そのため、仮に弁護士の対象分野外のことであっても、この場合はこちらの専門家に相談される方がよいですよとか、こちらに問い合わせ頂いた方がよいですよとか、可能な限りそのご不安な点やお困りごとが解決することできるように回答させて頂きます。
そのため、このことは弁護士に相談してよいのか?ということはあまり考えて頂かずに、誰に相談してよいか不明であれば、ぜひ弁護士を頭に思い浮かべて頂きご相談頂ければと思います。 - では、どのようなときに顧問弁護士に相談した方がよいのでしょうか?例えば、相手の方がいるケースで相手の方が弁護士をたててきた場合は、弁護士に相談することがぱっと頭に思い浮かぶかと思います。しかし、実際、何か業務等で頭にひっかかったことがあっても、弁護士に相談しようということが頭に浮かばないことも多いかと思います。
回答としては、直観的に何か引っかかることがありましたら、ぜひお気軽に顧問弁護士までご相談してみてくださいということになります。

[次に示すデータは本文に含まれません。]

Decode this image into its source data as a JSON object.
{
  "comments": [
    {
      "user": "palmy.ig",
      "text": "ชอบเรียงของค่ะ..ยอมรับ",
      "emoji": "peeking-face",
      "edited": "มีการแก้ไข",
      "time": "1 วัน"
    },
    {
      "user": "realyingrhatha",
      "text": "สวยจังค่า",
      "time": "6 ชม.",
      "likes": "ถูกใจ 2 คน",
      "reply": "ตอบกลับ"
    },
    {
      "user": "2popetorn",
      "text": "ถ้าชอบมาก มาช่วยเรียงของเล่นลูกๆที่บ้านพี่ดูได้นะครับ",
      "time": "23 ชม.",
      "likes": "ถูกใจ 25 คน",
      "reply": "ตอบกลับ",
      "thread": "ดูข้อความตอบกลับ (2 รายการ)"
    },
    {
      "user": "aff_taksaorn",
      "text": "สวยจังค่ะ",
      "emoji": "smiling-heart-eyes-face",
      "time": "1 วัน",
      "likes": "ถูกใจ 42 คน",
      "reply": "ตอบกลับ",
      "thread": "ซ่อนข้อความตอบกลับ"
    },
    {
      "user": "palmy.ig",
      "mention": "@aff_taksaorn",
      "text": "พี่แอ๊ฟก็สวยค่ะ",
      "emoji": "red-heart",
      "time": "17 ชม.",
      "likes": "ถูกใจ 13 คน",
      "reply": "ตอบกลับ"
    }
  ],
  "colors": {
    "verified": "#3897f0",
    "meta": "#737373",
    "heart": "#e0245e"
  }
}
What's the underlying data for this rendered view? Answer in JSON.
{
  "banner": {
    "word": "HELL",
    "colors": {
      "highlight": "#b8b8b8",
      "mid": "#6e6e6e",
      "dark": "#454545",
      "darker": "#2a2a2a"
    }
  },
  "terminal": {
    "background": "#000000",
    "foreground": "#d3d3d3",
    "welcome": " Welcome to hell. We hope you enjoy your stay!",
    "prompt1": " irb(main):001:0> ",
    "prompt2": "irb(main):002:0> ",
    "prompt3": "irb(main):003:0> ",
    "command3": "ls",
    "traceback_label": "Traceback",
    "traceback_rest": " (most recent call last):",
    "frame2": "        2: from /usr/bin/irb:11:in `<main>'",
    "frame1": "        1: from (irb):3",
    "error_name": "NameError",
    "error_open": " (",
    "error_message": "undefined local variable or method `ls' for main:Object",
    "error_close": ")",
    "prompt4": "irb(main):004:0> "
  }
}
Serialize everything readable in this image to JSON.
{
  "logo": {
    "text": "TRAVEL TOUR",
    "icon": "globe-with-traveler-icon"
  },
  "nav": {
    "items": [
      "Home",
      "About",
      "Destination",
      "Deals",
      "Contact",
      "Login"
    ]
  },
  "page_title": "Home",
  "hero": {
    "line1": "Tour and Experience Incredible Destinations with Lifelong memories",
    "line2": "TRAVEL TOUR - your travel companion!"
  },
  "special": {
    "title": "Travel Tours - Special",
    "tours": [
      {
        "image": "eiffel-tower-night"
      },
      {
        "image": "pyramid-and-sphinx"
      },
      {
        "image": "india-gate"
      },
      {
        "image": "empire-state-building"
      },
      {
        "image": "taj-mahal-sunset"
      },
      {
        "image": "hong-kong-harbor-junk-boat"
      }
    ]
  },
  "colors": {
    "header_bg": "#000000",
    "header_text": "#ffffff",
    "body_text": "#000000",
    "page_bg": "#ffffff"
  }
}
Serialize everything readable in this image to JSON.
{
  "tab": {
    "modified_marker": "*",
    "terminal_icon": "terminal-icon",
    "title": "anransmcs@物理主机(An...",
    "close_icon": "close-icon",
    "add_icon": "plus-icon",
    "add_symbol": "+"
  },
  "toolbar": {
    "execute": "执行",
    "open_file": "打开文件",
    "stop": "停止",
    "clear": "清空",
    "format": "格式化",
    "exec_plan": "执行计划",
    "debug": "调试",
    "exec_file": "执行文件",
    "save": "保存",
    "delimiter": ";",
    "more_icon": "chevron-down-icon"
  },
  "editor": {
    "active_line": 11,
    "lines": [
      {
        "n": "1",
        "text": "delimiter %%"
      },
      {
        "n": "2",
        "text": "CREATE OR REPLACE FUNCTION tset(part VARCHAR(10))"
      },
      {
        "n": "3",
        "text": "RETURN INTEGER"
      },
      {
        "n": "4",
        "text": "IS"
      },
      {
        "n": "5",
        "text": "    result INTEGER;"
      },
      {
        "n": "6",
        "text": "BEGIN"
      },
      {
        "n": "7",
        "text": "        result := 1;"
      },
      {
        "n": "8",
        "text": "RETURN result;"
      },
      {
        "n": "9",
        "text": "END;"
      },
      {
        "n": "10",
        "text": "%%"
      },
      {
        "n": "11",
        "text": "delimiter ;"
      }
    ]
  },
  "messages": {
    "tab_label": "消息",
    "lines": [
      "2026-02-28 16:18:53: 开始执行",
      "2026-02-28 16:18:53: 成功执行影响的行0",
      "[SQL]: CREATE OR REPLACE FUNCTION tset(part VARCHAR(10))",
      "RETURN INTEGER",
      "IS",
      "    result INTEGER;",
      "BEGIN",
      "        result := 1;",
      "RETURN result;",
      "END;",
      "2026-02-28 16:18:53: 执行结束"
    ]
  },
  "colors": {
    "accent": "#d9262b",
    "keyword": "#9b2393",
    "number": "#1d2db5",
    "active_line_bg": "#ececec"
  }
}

日々の医療機関の業務では、専門家として医学的なことについては日々判断をされていると思います。しかし、それ以外の専門分野外のことについては、これは行ってもよいのであろうか?と、何かふっと直観的にひっかかることがあってもそのままにしておくこともあるかとは思います。しかし、実はそこに大きな問題が潜んでいる可能性があります。例えば、そのひっかかったこと原因で、後に実際にトラブルが生じた際に大問題になるような場合もあります。
専門家の方が日々のその業務等を行っている際に、直観的にひっかかる点が生じた場合は、実はとても重要なことがその後ろに隠れていることも多々あると感じています。
顧問弁護士が既にいらっしゃる場合は、ご自身の直観でひっかかることがある場合には、ぜひお気軽に顧問弁護士に相談されることをお勧めします。 - 余談
余談ですが、弁護士はすべての法律が頭に入っているのか?と聞かれることもあります。当然ですが、すべての法律を頭に入れることは不可能です。そのため、具体的案件について、弁護士は文献や法律の条文、判例等を調べながら業務を行っています。ご相談・ご質問して頂いた際の回答についても、調べて回答することも多いため、多くの弁護士の意見は基本的な部分はかわらないと思います。
ただ、弁護士によって、その業界の知識や経験、能力等の差異によって、気が付く視点やアドバイスの内容はかわってくることがあります。そのため、可能な限り、その業界に精通している弁護士にご相談されることをお勧めします。